São Paulo – Entre 2015 e o primeiro semestre de 2025, as companhias aéreas brasileiras acumularam um prejuízo de R$ 54,7 bilhões, de acordo com a Agência Nacional de Aviação Civil (Anac). O resultado contrasta com pátios lotados e a maior taxa de ocupação registrada para o mês de outubro desde 2000: 85 % dos assentos vendidos.
Demanda cresce, perdas também
O volume de passageiros–quilômetro transportados subiu 6,7 % de 2015 a 2024. Nos seis primeiros meses de 2025, a alta foi de 11,1 % em relação ao mesmo intervalo do ano anterior.
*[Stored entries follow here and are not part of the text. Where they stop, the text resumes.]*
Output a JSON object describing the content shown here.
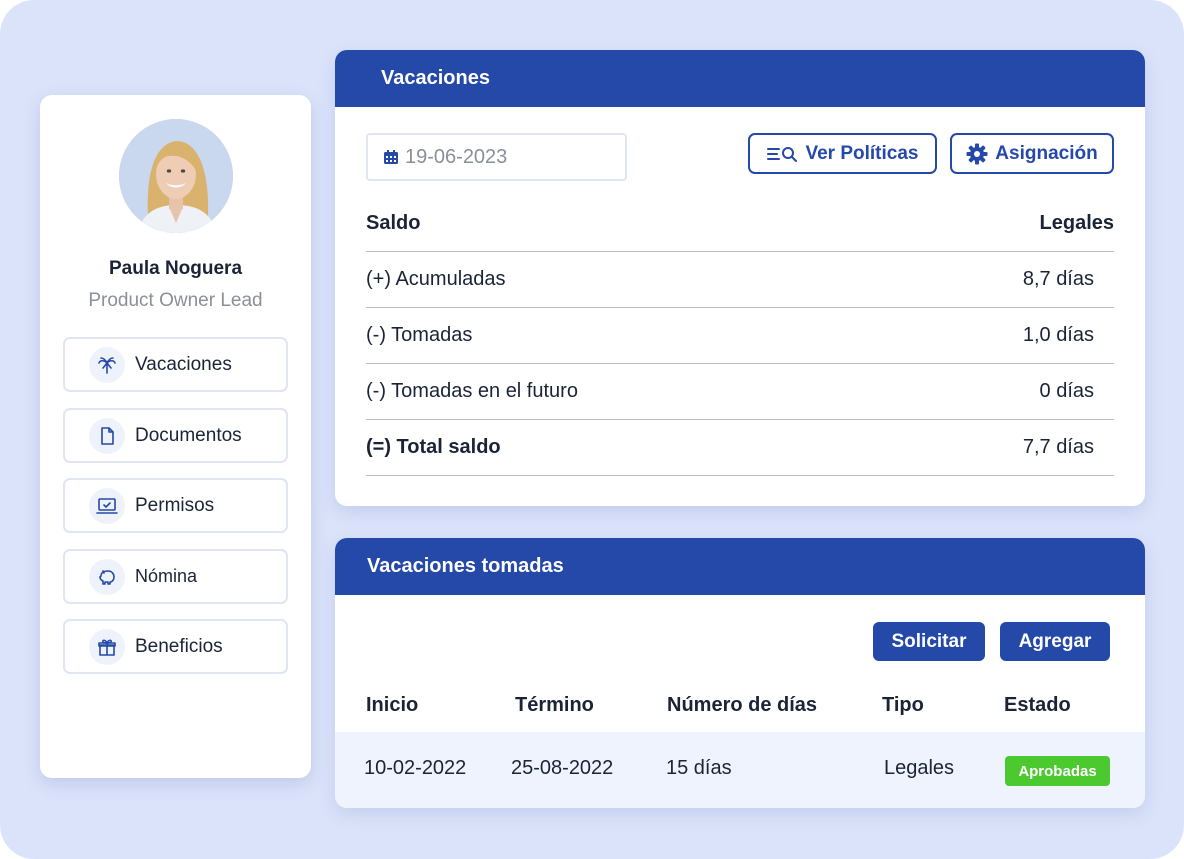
{
  "profile": {
    "name": "Paula Noguera",
    "role": "Product Owner Lead",
    "nav": [
      {
        "label": "Vacaciones",
        "icon": "palm-tree-icon"
      },
      {
        "label": "Documentos",
        "icon": "document-icon"
      },
      {
        "label": "Permisos",
        "icon": "laptop-check-icon"
      },
      {
        "label": "Nómina",
        "icon": "piggy-bank-icon"
      },
      {
        "label": "Beneficios",
        "icon": "gift-icon"
      }
    ]
  },
  "vacaciones": {
    "title": "Vacaciones",
    "date_value": "19-06-2023",
    "ver_politicas_label": "Ver Políticas",
    "asignacion_label": "Asignación",
    "header": {
      "label": "Saldo",
      "column": "Legales"
    },
    "rows": [
      {
        "label": "(+) Acumuladas",
        "amount": "8,7 días"
      },
      {
        "label": "(-) Tomadas",
        "amount": "1,0 días"
      },
      {
        "label": "(-) Tomadas en el futuro",
        "amount": "0 días"
      },
      {
        "label": "(=) Total saldo",
        "amount": "7,7 días"
      }
    ]
  },
  "tomadas": {
    "title": "Vacaciones tomadas",
    "solicitar_label": "Solicitar",
    "agregar_label": "Agregar",
    "columns": [
      "Inicio",
      "Término",
      "Número de días",
      "Tipo",
      "Estado"
    ],
    "rows": [
      {
        "inicio": "10-02-2022",
        "termino": "25-08-2022",
        "dias": "15 días",
        "tipo": "Legales",
        "estado": "Aprobadas"
      }
    ]
  },
  "colors": {
    "accent": "#2549a9",
    "background": "#dbe3fb",
    "status_approved": "#4cc92f"
  }
}
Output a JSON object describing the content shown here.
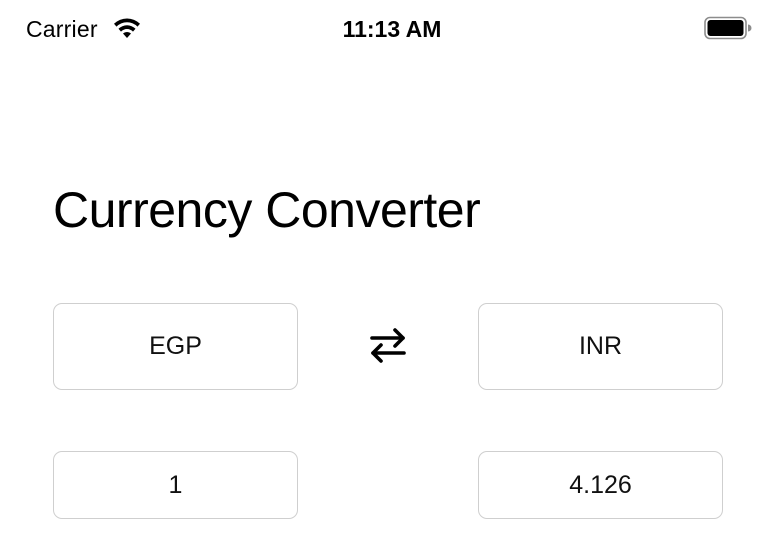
{
  "status_bar": {
    "carrier": "Carrier",
    "time": "11:13 AM",
    "icons": [
      "wifi-icon",
      "battery-icon"
    ]
  },
  "title": "Currency Converter",
  "converter": {
    "from_currency": "EGP",
    "to_currency": "INR",
    "from_amount": "1",
    "to_amount": "4.126",
    "swap_icon": "swap-arrows-icon"
  },
  "colors": {
    "background": "#ffffff",
    "text": "#000000",
    "border": "#cfcfcf"
  }
}
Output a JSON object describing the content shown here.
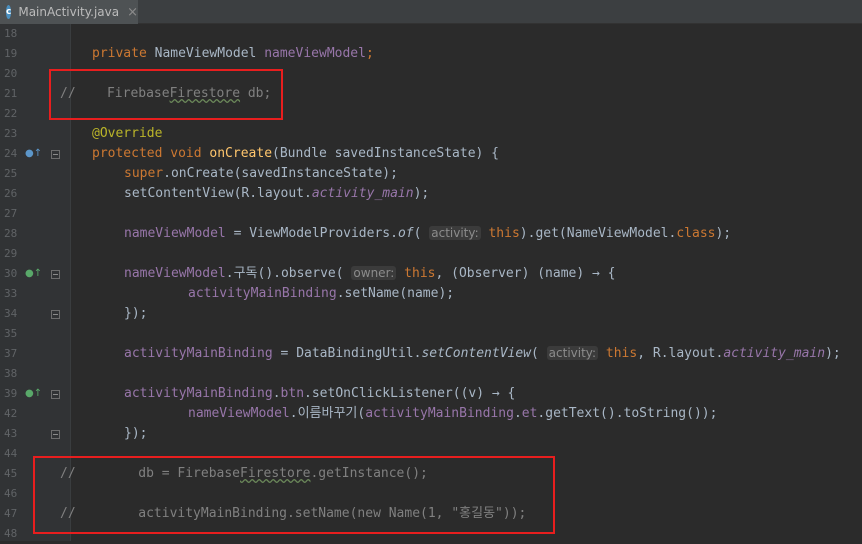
{
  "tab": {
    "icon": "c",
    "label": "MainActivity.java",
    "close": "×"
  },
  "line_numbers": [
    "18",
    "19",
    "20",
    "21",
    "22",
    "23",
    "24",
    "25",
    "26",
    "27",
    "28",
    "29",
    "30",
    "33",
    "34",
    "35",
    "37",
    "38",
    "39",
    "42",
    "43",
    "44",
    "45",
    "46",
    "47",
    "48"
  ],
  "code": {
    "l19": {
      "a": "private ",
      "b": "NameViewModel ",
      "c": "nameViewModel",
      "d": ";"
    },
    "l21": {
      "a": "//    Firebase",
      "b": "Firestore",
      "c": " db;"
    },
    "l23": {
      "a": "@Override"
    },
    "l24": {
      "a": "protected void ",
      "b": "onCreate",
      "c": "(Bundle savedInstanceState) {"
    },
    "l25": {
      "a": "super",
      "b": ".onCreate(savedInstanceState);"
    },
    "l26": {
      "a": "setContentView(R.layout.",
      "b": "activity_main",
      "c": ");"
    },
    "l28": {
      "a": "nameViewModel",
      "b": " = ViewModelProviders.",
      "c": "of",
      "d": "( ",
      "hint": "activity:",
      "e": " this",
      "f": ").get(NameViewModel.",
      "g": "class",
      "h": ");"
    },
    "l30": {
      "a": "nameViewModel",
      "b": ".구독().observe( ",
      "hint": "owner:",
      "c": " this",
      "d": ", (Observer) (name) → {"
    },
    "l33": {
      "a": "activityMainBinding",
      "b": ".setName(name);"
    },
    "l34": {
      "a": "});"
    },
    "l37": {
      "a": "activityMainBinding",
      "b": " = DataBindingUtil.",
      "c": "setContentView",
      "d": "( ",
      "hint": "activity:",
      "e": " this",
      "f": ", R.layout.",
      "g": "activity_main",
      "h": ");"
    },
    "l39": {
      "a": "activityMainBinding",
      "b": ".",
      "c": "btn",
      "d": ".setOnClickListener((v) → {"
    },
    "l42": {
      "a": "nameViewModel",
      "b": ".이름바꾸기(",
      "c": "activityMainBinding",
      "d": ".",
      "e": "et",
      "f": ".getText().toString());"
    },
    "l43": {
      "a": "});"
    },
    "l46": {
      "a": "//        db = Firebase",
      "b": "Firestore",
      "c": ".getInstance();"
    },
    "l48": {
      "a": "//        activityMainBinding.setName(new Name(1, \"홍길동\"));"
    }
  },
  "colors": {
    "background": "#2b2b2b",
    "keyword": "#cc7832",
    "field": "#9876aa",
    "method": "#ffc66d",
    "comment": "#808080",
    "highlight": "#e81e1e"
  },
  "gutter_icons": {
    "l24": "override-icon",
    "l30": "lambda-icon",
    "l39": "lambda-icon"
  }
}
Em outubro de 2025, 9 milhões de pessoas embarcaram em voos domésticos, ante 2,4 milhões em outubro de 2000, mas a rentabilidade não acompanhou esse avanço.
Custos em dólar e combustível pressionam
Cerca de 57 % das despesas do setor são cotadas em dólar, segundo a Associação Brasileira de Empresas Aéreas (Abear). O querosene de aviação (QAV), responsável por até 38 % do custo total, custava R$ 3,48 o litro em outubro, apesar de 90 % do produto ser refinado no país. A política de paridade internacional de preços e alíquotas de ICMS que variam de estado para estado elevam as despesas.
Somam-se à conta os juros reais mais altos do mundo, que encarecem leasing, financiamentos e capital de giro.
Crises corporativas em série
Pressionadas, as maiores companhias recorreram a cortes e reestruturações:
- Latam – em Chapter 11 de maio de 2020 a novembro de 2022;
- Gol – protegida da mesma forma entre janeiro de 2024 e junho de 2025;
- Azul – entrou em recuperação nos EUA em maio de 2025; plano aprovado em dezembro para reestruturar dívida superior a R$ 34,6 bilhões.
Mercado cada vez mais concentrado
Em outubro de 2000, Varig, TAM e Vasp detinham 64,2 % dos assentos domésticos. Vinte e cinco anos depois, Latam, Gol e Azul controlam 99,9 % do mercado, ofertando 10,9 milhões de lugares. Altos custos de frota, manutenção, seguros e o acesso limitado a slots em aeroportos como Congonhas e Santos Dumont mantêm barreiras quase intransponíveis a novos competidores.
Pandemia escancarou fragilidades
Com a COVID-19, o movimento de passageiros despencou 94,5 % em abril de 2020, gerando perdas superiores a R$ 15 bilhões. Na B3, as ações da Gol recuaram 77,2 % nos últimos cinco anos; os papéis da Azul caíram 97,8 %. Na Bolsa de Nova York, a Latam desvalorizou 64,7 % no mesmo período.
Judicialização e mudanças regulatórias
O Brasil lidera o ranking global de processos contra companhias aéreas. Somente no primeiro semestre de 2025, condenações somaram R$ 710 milhões, quase o triplo de 2024. O setor ainda enfrenta incertezas como o projeto que restabelece franquia gratuita de bagagem despachada, aprovado na Câmara em outubro. Abear, Iata e Alta avaliam que a medida encarece passagens e eleva riscos regulatórios.
Falta de política de Estado
Executivos e especialistas apontam a ausência de um plano nacional para a aviação. Linhas de crédito do BNDES, discutidas desde 2024, só devem sair em 2026. O governo anunciou que o Fundo Nacional de Aviação Civil passará a financiar companhias anualmente, mas detalhes operacionais ainda não foram definidos.
Enquanto a demanda segue em alta, o cenário de custos dolarizados, juros elevados, combustíveis caros e judicialização intensa mantém o setor no vermelho, reforçando o caráter estrutural da crise.